En principe, c’est hier, 25 mars, que Moussa Bocar Thiam devait comparaître devant la Haute Cour de justice, dirigée par le Premier président de la Cour d’appel, Abdoulaye Bâ. Seulement, l’audition n’a pas eu lieu. En réalité, l’ancien ministre des Télécommunications avait écrit au président de la Commission d’instruction pour l’informer du fait qu’il ne pourra pas comparaître en raison des turbulences qu’il y a eu au Qatar. Apparemment, le magistrat a bien compris. La première comparution pourrait cependant être programmée dans le courant du mois d’avril. Pour sa défense, le maire de Ourossogui a constitué deux excellents avocats : Mes Papa Laïty Ndiaye et Baboucar Cissé.

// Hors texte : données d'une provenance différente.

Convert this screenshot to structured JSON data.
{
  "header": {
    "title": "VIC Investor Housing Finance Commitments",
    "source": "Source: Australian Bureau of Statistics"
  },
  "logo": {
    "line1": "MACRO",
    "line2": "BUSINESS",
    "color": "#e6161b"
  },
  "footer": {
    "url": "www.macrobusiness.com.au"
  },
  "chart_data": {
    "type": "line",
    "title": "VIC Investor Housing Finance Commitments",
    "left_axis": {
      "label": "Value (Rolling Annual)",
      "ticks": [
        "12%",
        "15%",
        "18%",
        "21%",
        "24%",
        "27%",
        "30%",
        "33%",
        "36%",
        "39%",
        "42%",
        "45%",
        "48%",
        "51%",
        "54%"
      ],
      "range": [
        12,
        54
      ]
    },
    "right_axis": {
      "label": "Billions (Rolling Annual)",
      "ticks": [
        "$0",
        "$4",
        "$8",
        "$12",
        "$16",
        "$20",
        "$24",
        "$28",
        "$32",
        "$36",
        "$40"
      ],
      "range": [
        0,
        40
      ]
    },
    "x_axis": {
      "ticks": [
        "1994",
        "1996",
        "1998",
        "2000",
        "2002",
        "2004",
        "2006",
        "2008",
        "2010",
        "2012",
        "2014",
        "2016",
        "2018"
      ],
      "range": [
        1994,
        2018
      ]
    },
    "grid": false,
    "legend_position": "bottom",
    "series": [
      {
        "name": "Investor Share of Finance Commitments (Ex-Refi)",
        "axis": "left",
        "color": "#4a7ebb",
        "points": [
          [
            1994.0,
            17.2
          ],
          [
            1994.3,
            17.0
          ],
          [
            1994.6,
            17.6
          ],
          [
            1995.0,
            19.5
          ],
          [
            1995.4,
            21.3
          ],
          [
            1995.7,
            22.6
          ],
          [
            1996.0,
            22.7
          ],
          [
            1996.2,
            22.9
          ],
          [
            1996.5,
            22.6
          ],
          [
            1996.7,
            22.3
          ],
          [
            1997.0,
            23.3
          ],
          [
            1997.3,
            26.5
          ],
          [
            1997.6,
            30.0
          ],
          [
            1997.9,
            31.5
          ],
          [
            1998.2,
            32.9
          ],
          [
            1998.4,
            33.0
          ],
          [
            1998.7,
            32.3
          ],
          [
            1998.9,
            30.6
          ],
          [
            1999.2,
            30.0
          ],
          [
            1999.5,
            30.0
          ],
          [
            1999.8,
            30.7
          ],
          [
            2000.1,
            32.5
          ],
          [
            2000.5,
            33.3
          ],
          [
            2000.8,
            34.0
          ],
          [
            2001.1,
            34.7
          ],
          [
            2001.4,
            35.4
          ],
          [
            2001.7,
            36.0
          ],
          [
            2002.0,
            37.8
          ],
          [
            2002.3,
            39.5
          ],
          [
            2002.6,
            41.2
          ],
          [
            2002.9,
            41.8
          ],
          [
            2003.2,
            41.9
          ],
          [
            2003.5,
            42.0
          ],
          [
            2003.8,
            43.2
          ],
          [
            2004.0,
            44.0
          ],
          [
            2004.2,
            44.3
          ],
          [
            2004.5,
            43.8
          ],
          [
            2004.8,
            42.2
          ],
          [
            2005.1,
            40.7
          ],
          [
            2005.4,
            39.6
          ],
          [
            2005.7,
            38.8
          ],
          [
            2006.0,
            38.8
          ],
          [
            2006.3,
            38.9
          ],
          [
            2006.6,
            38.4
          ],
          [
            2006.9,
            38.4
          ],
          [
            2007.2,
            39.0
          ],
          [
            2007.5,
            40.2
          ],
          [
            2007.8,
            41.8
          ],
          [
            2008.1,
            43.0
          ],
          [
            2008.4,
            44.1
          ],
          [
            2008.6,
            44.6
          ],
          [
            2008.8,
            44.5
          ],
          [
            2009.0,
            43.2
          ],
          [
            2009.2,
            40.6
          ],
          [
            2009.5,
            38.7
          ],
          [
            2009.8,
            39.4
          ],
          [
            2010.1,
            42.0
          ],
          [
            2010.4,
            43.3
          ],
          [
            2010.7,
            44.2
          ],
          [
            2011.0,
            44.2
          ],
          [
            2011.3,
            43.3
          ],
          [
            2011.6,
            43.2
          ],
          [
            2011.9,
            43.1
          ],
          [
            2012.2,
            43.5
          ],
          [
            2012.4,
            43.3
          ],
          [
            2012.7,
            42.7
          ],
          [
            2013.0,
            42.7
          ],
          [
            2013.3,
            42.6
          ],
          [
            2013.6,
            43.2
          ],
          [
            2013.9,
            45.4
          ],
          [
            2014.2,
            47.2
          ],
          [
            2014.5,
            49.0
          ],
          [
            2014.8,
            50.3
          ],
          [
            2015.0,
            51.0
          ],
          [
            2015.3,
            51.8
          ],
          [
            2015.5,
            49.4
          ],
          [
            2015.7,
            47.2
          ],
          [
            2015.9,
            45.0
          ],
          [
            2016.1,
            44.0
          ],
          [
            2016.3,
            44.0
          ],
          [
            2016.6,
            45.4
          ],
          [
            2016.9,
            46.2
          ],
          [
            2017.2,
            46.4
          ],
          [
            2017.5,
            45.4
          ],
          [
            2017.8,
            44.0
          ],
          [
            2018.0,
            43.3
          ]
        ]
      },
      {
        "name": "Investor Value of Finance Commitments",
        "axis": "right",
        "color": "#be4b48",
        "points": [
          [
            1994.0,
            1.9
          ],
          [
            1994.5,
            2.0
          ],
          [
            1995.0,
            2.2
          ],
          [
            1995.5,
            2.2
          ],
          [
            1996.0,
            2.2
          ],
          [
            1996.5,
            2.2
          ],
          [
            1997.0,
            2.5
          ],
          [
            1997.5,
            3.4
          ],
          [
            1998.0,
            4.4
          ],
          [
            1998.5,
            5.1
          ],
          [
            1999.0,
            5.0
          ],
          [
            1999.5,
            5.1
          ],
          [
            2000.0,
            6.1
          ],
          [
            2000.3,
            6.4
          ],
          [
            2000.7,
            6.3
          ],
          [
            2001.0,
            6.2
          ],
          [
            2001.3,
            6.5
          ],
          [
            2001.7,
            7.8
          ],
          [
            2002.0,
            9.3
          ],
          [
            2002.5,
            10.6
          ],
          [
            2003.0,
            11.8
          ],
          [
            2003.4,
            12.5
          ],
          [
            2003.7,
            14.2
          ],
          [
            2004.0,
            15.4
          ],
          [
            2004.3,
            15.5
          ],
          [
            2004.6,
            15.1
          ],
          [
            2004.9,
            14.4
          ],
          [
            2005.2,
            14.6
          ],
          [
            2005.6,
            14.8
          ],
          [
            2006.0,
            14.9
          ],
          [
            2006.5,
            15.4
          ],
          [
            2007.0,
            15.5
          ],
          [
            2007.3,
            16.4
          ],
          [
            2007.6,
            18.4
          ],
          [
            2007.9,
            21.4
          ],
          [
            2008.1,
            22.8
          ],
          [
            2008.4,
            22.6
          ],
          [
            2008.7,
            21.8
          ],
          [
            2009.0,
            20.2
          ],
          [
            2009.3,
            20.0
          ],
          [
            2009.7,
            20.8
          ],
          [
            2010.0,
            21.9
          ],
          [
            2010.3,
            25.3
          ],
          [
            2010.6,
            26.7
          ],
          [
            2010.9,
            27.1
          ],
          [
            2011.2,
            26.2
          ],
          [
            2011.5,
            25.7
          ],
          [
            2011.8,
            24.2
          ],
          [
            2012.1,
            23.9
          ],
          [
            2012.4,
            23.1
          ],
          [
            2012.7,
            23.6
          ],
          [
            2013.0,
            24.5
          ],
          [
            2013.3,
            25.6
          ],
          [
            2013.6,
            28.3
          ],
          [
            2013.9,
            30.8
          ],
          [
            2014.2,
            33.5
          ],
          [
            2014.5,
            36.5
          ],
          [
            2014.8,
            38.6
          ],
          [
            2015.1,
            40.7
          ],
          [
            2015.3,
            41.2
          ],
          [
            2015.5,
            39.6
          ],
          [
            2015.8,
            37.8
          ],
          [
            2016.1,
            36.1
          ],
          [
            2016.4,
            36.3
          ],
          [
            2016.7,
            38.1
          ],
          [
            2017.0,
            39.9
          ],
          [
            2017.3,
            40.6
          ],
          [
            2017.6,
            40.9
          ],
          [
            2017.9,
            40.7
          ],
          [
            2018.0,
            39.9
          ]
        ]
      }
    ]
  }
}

Initialement, l’audience de première comparution de Moussa Bocar Thiam devait avoir lieu hier 25 mars. Mais, elle n’a pas eu lieu. Il nous revient que l’ancien ministre de la Communication, des Télécommunications et du Numérique, sous Macky Sall, a adressé une lettre au président de la Commission d’instruction de la Haute Cour de justice, Abdoulay Bâ, pour l’informer qu’il ne pourra pas comparaître. L’ancien ministre, ancien Agent judiciaire de l’Etat, a invoqué la tension qui existe actuellement au Qatar et dans les pays voisins, causant le blocage des frontières, ce qui les oblige même à faire du télétravail. Des raisons que le juge semble avoir bien comprises. Toutefois, l’audition pourrait avoir lieu dans le courant du mois d’avril.

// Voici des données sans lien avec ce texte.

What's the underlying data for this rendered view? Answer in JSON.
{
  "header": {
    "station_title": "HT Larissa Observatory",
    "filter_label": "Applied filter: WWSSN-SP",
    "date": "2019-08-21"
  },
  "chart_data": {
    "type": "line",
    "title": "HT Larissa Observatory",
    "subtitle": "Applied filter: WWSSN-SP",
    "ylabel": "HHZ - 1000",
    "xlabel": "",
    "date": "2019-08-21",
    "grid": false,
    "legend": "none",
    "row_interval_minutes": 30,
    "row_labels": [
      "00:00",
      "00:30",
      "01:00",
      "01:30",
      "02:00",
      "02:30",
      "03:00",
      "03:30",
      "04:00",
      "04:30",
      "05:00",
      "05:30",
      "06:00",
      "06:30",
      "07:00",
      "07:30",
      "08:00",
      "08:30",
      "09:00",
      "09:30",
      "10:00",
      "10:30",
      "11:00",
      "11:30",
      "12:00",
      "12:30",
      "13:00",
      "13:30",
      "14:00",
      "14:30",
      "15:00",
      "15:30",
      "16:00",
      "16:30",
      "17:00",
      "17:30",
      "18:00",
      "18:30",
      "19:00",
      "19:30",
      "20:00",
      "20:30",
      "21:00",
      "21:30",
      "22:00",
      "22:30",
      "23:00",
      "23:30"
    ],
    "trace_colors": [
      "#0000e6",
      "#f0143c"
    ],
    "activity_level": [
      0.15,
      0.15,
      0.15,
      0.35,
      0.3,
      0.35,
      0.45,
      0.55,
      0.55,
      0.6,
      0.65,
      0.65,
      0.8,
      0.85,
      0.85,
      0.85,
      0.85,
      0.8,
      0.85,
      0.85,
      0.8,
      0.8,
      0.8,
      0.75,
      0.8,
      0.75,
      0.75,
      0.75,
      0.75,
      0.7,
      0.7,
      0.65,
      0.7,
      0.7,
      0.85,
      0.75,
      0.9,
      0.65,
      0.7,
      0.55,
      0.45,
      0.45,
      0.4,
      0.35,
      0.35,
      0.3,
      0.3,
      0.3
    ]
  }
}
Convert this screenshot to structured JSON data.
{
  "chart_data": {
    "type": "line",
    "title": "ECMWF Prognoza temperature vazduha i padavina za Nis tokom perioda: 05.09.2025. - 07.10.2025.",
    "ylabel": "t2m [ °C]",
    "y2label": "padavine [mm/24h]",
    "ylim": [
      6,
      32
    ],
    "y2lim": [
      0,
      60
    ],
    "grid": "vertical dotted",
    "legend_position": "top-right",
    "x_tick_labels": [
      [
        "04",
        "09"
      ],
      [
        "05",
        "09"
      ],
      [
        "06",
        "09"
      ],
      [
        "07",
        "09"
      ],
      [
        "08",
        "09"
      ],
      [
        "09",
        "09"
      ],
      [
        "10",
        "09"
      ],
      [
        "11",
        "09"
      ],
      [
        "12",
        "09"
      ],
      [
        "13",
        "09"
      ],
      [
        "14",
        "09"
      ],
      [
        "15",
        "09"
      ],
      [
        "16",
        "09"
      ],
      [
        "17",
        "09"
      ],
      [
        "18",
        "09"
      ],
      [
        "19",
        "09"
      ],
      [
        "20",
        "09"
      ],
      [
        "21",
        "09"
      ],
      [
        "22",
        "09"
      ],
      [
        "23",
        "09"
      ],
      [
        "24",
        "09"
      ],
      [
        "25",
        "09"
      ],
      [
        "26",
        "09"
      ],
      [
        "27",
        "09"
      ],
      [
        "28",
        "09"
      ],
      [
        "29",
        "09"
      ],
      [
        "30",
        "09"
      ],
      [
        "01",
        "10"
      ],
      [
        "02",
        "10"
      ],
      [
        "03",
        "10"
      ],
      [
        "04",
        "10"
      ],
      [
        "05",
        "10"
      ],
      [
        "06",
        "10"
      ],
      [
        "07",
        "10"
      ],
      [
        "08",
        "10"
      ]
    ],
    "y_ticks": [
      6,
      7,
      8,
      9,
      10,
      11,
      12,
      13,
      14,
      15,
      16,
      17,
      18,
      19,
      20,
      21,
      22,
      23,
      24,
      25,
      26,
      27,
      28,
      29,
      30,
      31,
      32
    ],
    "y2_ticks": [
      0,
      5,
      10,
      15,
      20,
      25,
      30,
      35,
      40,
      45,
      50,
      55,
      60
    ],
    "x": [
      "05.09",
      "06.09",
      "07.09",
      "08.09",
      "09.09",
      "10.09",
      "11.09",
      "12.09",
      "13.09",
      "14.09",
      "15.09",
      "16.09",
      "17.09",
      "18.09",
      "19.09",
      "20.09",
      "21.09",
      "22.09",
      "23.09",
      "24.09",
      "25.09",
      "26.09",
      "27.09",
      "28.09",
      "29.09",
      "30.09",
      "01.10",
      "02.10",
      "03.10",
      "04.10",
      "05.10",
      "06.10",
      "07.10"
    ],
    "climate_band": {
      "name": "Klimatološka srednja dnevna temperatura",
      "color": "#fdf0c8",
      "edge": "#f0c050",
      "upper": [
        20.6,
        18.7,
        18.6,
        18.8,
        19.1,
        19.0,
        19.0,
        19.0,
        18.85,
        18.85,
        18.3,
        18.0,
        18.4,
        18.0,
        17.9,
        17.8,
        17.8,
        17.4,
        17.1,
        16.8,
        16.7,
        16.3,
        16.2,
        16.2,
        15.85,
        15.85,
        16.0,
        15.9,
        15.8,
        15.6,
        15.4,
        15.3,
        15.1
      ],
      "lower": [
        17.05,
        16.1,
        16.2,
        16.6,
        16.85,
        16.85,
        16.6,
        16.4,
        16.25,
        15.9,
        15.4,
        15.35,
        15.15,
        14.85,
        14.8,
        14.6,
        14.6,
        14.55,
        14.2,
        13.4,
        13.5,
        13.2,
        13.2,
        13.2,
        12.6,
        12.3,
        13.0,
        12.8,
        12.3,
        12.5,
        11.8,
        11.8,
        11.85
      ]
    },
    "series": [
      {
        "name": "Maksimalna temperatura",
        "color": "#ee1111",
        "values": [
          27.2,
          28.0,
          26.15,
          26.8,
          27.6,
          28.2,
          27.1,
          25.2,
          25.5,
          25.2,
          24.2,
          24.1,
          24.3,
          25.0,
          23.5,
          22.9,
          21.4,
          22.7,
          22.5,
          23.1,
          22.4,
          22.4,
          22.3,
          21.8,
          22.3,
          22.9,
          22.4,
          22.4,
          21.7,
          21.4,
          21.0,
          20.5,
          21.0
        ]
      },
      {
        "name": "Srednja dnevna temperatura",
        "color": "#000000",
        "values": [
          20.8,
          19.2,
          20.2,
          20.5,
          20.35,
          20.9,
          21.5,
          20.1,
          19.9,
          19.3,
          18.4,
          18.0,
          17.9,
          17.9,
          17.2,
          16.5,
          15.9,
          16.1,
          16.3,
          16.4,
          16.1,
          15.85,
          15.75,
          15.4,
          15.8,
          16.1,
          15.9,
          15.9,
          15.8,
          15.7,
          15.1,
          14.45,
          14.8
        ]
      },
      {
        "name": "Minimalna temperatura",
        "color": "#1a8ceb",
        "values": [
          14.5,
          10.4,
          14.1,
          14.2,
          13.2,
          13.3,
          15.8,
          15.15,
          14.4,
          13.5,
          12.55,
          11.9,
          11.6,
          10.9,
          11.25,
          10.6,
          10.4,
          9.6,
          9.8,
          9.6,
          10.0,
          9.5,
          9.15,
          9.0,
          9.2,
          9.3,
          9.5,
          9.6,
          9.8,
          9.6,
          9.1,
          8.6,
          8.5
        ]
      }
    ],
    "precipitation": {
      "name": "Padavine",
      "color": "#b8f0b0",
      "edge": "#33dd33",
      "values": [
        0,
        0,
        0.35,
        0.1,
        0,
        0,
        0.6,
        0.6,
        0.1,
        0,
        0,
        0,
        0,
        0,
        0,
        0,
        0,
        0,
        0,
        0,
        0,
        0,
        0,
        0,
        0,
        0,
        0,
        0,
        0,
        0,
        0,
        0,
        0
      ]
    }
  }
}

Par ailleurs, étant donné la gravité des faits qui lui sont imputés et pour parer à toutes les éventualités et éviter toute mauvaise surprise, même s’il considère qu’il n’y a rien à lui reprocher dans cette histoire, Moussa Bocar Thiam a préféré constituer deux ténors du barreau. Il s’agit de Me Papa Laïty Ndiaye, ancien Bâtonnier de l’Ordre des avocats et Me Baboucar Cissé. Deux fins procéduriers ; des avocats qui s’y connaissent en matière de détournement de deniers publics.

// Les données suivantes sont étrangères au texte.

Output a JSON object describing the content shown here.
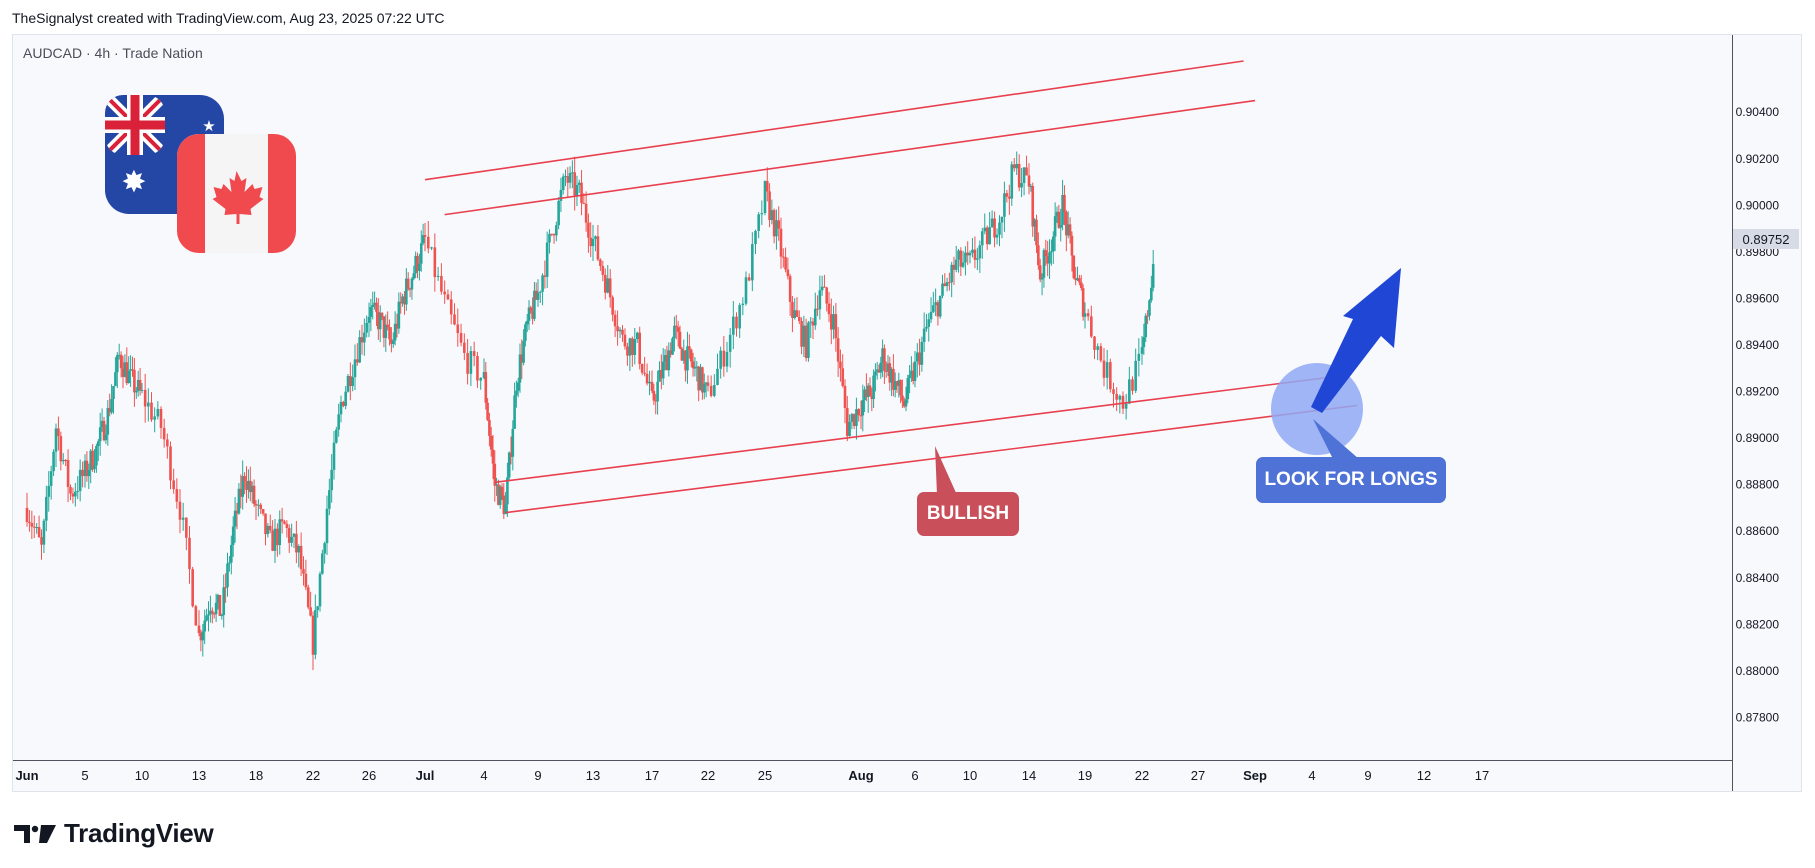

Pour rappel, le 27 février dernier, l’Assemblée nationale a adopté une résolution portant mise en accusation de Moussa Bocar Thiam pour des faits de détournement de deniers publics, association de malfaiteurs et blanchiment de capitaux. Les faits concernent la concession d’exploitation du Parc des Technologies numériques du Sénégal (Sénégal Connect Park) attribuée en mars 2024 à la société Ewans Assets pour une durée de vingt ans contre une redevance de 15 millions d’euros ; Sénégal Connect Park aurait reçu 5 millions d’euros. Des irrégularitésprésumées ont été notées par les enquêteurs et Moussa Bocar Thiam est soupçonné d’avoir détourné 1.476.482.766 francs. Des accusations qu’il réfute depuis le début de l’affaire, criant sur tous les toits son innocence.